Gunnar Gunnarsson: Advent im Hochgebirge

Durchhalten!

(Gunnar Gunnarsson: Advent im Hochgebirge, Erzählung, aus dem Dänischen übersetzt und mit einem Nachwort versehen von Helmut de Boor, Verlag Philipp Reclam jun., Leipzig 1936, gebunden 78 Seiten)

Ausnahmsweise einmal keine Neuerscheinung, um die es hier geht, sondern aus gutem Grund der Griff nach einem bejahrten Erfolgsbuch. Weil ich im Sommer 2006 als Gast in dem Haus lebe, das der Autor dieses Buches sich gebaut hat und in dem er auch gestorben ist, im Gunnarshus, wie es heute heißt, in Islands Hauptstadt Reykjavik.

Ein Mann bricht am 1. Adventssonntag ins Hochgebirge Islands auf, um noch rechtzeitig vor dem Einbruch des strengen Winters die Schafe zu retten und zu ihren Besitzern heimzubringen, die bei der großen Sammelaktion im Herbst nicht aufzutreiben waren, weil sie sich verirrt hatten.

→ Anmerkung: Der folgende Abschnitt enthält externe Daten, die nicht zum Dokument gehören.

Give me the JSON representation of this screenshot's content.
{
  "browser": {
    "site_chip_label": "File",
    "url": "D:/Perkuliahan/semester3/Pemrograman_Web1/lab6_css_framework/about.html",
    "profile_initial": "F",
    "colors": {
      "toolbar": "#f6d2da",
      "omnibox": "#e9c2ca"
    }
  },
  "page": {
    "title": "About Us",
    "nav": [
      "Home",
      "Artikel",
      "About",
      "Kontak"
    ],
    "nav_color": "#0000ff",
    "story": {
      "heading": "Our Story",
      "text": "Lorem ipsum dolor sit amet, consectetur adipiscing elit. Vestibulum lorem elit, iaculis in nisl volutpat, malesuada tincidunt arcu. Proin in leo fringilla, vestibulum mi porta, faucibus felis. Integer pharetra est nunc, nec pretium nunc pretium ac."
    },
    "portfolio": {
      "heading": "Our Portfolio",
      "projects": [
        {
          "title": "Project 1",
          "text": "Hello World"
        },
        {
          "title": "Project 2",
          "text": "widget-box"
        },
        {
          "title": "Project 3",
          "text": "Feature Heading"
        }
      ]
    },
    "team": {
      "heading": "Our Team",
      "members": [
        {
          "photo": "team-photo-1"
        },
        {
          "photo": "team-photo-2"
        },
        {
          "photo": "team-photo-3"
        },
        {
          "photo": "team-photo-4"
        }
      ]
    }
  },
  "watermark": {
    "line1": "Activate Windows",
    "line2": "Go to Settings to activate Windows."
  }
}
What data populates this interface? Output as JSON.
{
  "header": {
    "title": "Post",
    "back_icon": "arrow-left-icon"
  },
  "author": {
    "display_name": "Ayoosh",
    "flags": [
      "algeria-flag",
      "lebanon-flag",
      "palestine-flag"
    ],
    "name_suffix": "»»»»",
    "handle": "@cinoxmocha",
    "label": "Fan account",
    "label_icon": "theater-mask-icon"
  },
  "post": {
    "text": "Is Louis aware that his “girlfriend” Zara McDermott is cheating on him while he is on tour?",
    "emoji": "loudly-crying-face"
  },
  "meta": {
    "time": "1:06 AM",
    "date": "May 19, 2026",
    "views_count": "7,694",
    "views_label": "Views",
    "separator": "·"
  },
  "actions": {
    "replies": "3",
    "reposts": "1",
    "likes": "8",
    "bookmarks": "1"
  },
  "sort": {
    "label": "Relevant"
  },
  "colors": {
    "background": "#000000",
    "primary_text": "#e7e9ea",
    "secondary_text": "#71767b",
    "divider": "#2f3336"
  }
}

Der Mann ist Knecht und hat eigentlich jetzt seine ruhige Zeit. Doch geht er dieser selbstgestellten Aufgabe seit 27 Jahren nach, weil er den Gedanken nicht ertragen kann, daß die wehrlosen und ziellos herumstreunenden Tiere, wie er selbst Geschöpfe Gottes, den Schneestürmen zum Opfer fallen. Er ist bei dieser Suche nicht allein. Stets begleiten ihn sein kluger Hund und sein unerschütterlicher Leithammel.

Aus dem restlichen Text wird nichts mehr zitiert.